Теперь схожая история лет этак через пятьдесят, где-то там, в будущем, а скорее, в прошедшем настоящем. В ней фигурирует всё тот же Генка, только уже повзрослевший и остепенившийся Геннадий Николаевич, который принял от своего отца бесценное наследство жизненный опыт, а богатый или нет не в этом суть. Он много читал, бесконечно работал за компьютером и постепенно терял зрение. Со временем он стал замечать, что луна и звёзды всё больше и больше блёкли на фоне ночного неба, потом двоились, а затем и вовсе превратились в какое-то безликое месиво.
«Видимо, пора к окулисту», как-то подумал Геннадий Николаевич и поспешил обратиться со своей бедой в одну из специализированных клиник города. Врач-офтальмолог Надежда Петровна безошибочно поставила диагноз катаракта, причём в последней стадии. Она предложила ему незамедлительно сделать операцию по замене хрусталиков.

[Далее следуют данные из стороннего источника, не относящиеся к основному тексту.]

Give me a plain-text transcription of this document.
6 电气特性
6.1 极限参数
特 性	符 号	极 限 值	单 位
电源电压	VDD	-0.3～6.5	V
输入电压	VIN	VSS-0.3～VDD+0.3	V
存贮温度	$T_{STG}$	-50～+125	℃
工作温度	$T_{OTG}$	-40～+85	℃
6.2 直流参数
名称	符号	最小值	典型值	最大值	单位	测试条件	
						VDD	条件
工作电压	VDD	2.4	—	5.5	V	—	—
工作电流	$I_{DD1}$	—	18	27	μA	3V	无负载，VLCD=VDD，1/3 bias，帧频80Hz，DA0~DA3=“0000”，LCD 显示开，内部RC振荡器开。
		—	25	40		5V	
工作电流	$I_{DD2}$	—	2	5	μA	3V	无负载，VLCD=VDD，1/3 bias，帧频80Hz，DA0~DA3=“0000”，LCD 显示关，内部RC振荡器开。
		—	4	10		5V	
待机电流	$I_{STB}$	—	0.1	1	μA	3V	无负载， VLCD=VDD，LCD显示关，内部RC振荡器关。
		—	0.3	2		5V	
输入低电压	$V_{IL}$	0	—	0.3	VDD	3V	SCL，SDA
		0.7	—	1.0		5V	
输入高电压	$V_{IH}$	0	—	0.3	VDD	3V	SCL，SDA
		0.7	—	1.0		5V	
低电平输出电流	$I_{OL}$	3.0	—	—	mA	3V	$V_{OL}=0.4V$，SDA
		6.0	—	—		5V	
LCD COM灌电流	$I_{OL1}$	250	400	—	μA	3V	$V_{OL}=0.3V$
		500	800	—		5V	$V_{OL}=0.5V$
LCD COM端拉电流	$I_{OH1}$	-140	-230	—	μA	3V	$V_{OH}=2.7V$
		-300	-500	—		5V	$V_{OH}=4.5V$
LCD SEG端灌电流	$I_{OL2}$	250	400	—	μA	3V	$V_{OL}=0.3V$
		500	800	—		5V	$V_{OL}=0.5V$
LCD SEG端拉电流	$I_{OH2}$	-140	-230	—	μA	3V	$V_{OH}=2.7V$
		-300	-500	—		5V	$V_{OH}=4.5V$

Какое-то время Геннадий Николаевич переживал, осторожничал, раздумывал, но зрение семимильными шагами приближалось к черте полной слепоты. Это не жизнь, а простое существование он понимал это всё больше, а потому однажды, стукнув кулаком об стол, окончательно решил: «Была не была, хуже всё равно не будет».
В клинике Геннадия Николаевича записали в очередь и как-то между прочим осведомили, что хрусталик хрусталику рознь: желаете получше будет дороже, похуже дешевле. Выбор за вами, ничего не навязываем. Поначалу он растерялся, мысли судорожно заметались из стороны в сторону, как вратарь в воротах перед одиннадцатиметровым, пока Надежда Петровна доступно не разъяснила ему:
Знаю, знаю, пенсионерам сейчас не до изысков время не то. Но всё же постарайтесь меня понять, внятно, ласково, со знанием дела говорила она. Помутневший хрусталик можно поменять только один раз, второго такого случая вам не представится никогда. Это, считайте, второе рождение, шанс прожить остаток жизни по-новому. Поэтому надо выложиться на все сто и взять бриллиант, а не обычный страз, чтобы потом не кусать локти. Только не обижайтесь, а делайте выводы, вы же, надеюсь, умный человек.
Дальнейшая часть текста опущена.